El ideal de las ideologías utópicas, mejor o peor explicitado, consiste en sociedades donde todos los deseos serían satisfechos y no existiría, por tanto, el malestar de la culpa y la responsabilidad: la vuelta al paraíso. De ahí el atractivo de las críticas, como las de Marx y tantos otros, dirigidas a probar el carácter necesariamente restrictivo del capitalismo y de las demás formas culturales del pasado, formas que "alienarían" al hombre de su verdadera e ideal naturaleza.
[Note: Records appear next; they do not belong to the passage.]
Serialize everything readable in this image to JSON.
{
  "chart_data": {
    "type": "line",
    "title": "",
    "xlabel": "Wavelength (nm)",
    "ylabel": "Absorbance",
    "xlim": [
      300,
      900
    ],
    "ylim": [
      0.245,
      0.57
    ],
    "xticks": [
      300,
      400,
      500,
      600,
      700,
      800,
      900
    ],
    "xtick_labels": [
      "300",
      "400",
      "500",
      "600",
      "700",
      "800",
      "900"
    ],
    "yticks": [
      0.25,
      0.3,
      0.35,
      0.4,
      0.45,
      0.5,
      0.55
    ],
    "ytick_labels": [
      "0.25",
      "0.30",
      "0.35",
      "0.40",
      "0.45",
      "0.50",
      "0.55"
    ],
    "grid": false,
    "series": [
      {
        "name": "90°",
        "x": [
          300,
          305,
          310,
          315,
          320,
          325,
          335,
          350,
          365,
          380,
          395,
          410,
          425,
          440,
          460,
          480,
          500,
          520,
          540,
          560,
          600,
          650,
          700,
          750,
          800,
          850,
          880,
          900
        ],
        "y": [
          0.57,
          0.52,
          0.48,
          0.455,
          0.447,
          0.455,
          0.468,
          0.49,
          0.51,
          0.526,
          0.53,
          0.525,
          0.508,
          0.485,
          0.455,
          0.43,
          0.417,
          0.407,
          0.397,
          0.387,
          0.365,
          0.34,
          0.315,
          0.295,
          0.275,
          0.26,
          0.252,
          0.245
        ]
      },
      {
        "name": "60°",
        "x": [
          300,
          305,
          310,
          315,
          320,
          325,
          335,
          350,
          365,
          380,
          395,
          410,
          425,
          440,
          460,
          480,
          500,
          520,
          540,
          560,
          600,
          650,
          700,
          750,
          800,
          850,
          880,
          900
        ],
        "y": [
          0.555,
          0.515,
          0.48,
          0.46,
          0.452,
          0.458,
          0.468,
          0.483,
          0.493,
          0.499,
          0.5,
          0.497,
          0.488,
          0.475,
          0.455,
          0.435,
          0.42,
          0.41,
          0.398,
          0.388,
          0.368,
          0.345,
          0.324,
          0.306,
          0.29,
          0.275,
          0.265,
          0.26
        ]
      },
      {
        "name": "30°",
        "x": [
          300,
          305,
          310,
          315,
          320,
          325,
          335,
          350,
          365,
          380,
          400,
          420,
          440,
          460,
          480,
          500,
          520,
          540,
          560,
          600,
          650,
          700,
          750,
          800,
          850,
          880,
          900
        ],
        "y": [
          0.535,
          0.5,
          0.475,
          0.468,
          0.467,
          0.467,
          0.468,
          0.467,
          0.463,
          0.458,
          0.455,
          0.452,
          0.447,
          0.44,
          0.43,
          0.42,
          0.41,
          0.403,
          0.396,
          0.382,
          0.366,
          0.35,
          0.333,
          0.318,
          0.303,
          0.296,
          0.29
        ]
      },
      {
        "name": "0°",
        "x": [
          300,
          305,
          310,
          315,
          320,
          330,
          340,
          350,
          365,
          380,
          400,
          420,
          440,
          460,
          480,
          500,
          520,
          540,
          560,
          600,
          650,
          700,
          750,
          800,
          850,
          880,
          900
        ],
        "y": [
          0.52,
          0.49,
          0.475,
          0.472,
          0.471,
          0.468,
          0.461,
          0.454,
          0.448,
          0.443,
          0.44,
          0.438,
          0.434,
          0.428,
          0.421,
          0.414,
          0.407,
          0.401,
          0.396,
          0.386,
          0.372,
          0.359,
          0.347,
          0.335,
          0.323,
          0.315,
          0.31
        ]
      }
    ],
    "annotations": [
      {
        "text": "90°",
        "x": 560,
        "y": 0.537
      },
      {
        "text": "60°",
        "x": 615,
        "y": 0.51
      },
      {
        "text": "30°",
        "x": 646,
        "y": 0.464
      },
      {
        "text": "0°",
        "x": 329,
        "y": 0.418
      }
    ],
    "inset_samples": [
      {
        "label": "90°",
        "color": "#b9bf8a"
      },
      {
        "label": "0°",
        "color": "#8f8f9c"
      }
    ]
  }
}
La destrucción de la sociedad liberal ("burguesa") abriría el paso al hombre en plenitud, exento de malestares.
 
Pero la primera sacrificada en esta concepción es, inevitablemente, la libertad, "innecesaria" al suprimirse la responsabilidad. El segundo sacrificio sería el de una multitud de deseos, declarados antisociales o anticientíficos o primitivos… De la promesa de satisfacción general de los deseos se pasa a la supresión real de una multitud de ellos, en particular los referidos a la libertad, también llamados espirituales: la necesidad individual de armonizar la inagotable capacidad humana para desear queda transferida a alguna autoridad con poder absoluto, última defensa contra el desmoronamiento social.
 
El malestar es connatural a la condición humana, a la cultura. Y la ilusión de erradicarlo por completo podría empujar también al liberalismo por la senda de la utopía.